Published online by Cambridge University Press: 15 September 2009
From Dachau to Darfur, it is often surprisingly hard to say precisely who is really responsible for what horrors, for which share of a long and tangled episode of mass atrocity. Historians and social scientists generally pride themselves on explaining such a large event entirely in collective terms, irreducible to the acts or intentions of any participant. These scholars are content to speak of Serbs and Bosnians, armies and terrorist networks, of the political dynamics and social forces at play.
But for lawyers – those who must prosecute such wrongs (and defend the accused) – the devil necessarily lies in the proverbial details of who did which terrible thing to whom, in what manner, at a given time and place, with what purpose in mind. Our approach is thus unabashedly “reductionist,” in the sense of reducing all large abstractions to the most concrete particulars.

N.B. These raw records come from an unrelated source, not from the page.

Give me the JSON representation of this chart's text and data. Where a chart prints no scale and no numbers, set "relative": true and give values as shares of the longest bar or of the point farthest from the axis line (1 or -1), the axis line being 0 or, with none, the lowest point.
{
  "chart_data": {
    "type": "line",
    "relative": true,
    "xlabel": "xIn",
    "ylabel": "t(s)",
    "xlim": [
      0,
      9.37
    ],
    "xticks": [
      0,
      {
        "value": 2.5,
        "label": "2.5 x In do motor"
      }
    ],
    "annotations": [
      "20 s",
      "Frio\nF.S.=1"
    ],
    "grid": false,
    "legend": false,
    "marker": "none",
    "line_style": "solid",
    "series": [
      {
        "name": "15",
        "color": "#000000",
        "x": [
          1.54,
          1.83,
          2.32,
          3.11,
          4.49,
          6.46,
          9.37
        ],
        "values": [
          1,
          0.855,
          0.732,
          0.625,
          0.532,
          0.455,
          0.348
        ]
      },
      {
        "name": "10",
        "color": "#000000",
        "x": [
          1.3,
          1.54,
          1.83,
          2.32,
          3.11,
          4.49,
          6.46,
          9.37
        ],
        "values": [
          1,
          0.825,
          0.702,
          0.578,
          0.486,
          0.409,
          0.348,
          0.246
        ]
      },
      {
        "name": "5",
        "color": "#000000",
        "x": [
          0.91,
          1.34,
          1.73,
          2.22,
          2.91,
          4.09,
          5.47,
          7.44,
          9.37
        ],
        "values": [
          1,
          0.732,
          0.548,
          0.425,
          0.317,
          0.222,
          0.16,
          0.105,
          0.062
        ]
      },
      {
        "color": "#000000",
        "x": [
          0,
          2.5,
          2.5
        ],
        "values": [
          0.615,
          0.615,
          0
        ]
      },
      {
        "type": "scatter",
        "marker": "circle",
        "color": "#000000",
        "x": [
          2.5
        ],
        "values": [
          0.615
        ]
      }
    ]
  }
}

Yet can this lawyerly reductionism offer a coherent and defensible account of and response to massive genocide? After all, even the most powerful heads of states need not fully control all those around and below them, especially high-level comrades or death squads beyond their formal authority, often with agendas of their own. Almost never are the worst wrongs readily traceable to direct orders from above, descending through an orderly chain of command to regular army troops. And rarely does a head of state have any advance knowledge of the factual specifics that courts would normally require to convict anyone of such grievous wrongs.